Monsieur Y Z a fait le rapport prescrit par l’article 804 du code de procédure civile et rendu compte des plaidoiries lors du délibéré de la cour composée de :
Monsieur Y Z, Président de chambre
Madame Nathalie AZOUARD, Conseiller
Monsieur Emmanuel GARCIA, Conseiller
qui en ont délibéré.
Greffier, lors de la mise à disposition : Madame Sabine MICHEL
ARRET :
— contradictoire ,
— prononcé par mise à disposition de l’arrêt au greffe de la cour, les parties en ayant été préalablement avisées dans les conditions prévues au deuxième alinéa de l’article 450 du Code de procédure civile ;
— signé par Monsieur Y Z, Président de chambre, et par Madame Sabine MICHEL, Greffier.
*
* *
Le 4 avril 2011, l’office public de l’habitat audois a donné à bail à X E F et I E F une maison à usage d’habitation.
Le 20 février 2018, l’office public de l’habitat audois, invoquant des attitudes qui porteraient atteinte directement à la sécurité et tranquillité des autres locataires, a assigné ses locataires aux fins de voir prononcer la résiliation du bail et d’obtenir leur expulsion.

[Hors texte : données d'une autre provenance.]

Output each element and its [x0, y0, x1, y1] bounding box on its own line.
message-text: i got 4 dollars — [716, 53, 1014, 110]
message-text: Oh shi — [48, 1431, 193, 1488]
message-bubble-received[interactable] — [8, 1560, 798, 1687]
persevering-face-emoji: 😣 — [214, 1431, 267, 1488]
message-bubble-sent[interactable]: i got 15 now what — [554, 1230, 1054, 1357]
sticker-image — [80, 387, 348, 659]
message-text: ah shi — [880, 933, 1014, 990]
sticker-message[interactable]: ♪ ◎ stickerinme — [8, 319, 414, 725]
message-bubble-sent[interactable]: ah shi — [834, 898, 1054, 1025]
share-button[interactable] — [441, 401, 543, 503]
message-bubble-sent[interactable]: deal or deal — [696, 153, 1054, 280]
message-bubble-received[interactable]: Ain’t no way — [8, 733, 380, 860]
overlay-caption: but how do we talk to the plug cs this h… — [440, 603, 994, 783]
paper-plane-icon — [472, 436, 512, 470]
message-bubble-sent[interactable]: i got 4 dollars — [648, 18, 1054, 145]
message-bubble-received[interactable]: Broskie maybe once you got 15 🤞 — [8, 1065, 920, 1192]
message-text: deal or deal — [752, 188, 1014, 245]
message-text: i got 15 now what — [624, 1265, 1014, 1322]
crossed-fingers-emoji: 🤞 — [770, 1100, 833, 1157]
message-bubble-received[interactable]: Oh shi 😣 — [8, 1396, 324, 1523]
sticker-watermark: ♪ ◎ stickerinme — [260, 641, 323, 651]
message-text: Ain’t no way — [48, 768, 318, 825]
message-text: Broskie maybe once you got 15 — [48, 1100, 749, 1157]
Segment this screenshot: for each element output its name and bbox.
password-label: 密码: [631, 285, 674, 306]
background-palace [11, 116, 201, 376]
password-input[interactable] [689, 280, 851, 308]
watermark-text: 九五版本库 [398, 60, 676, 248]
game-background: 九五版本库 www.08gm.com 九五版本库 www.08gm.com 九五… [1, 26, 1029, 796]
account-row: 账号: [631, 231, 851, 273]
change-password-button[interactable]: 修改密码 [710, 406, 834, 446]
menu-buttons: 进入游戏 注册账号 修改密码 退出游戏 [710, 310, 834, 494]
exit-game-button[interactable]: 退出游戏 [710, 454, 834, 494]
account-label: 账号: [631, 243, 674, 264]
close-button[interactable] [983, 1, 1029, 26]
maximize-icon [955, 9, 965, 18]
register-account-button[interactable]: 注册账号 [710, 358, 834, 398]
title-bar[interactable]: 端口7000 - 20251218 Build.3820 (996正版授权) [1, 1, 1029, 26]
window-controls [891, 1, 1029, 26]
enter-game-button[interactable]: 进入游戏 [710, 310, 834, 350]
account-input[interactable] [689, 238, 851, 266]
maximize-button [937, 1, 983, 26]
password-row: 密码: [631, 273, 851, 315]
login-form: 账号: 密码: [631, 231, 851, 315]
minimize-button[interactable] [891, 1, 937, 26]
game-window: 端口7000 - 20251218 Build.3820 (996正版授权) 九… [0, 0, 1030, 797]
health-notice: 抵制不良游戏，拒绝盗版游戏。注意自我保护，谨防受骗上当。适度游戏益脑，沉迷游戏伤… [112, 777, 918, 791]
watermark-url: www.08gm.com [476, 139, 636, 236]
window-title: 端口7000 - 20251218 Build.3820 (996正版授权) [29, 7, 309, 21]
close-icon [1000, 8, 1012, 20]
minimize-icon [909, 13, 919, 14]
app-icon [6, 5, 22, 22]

Le jugement rendu le 11 février 2019 par le tribunal d’instance de Narbonne énonce dans son dispositif :
• Prononce la résiliation judiciaire du contrat de bail.
• Condamne in solidum X E F et I E F à évacuer ainsi que de tous occupants de leur chef les lieux occupés, et ordonne en tant que besoin leur expulsion avec l’assistance de la force publique.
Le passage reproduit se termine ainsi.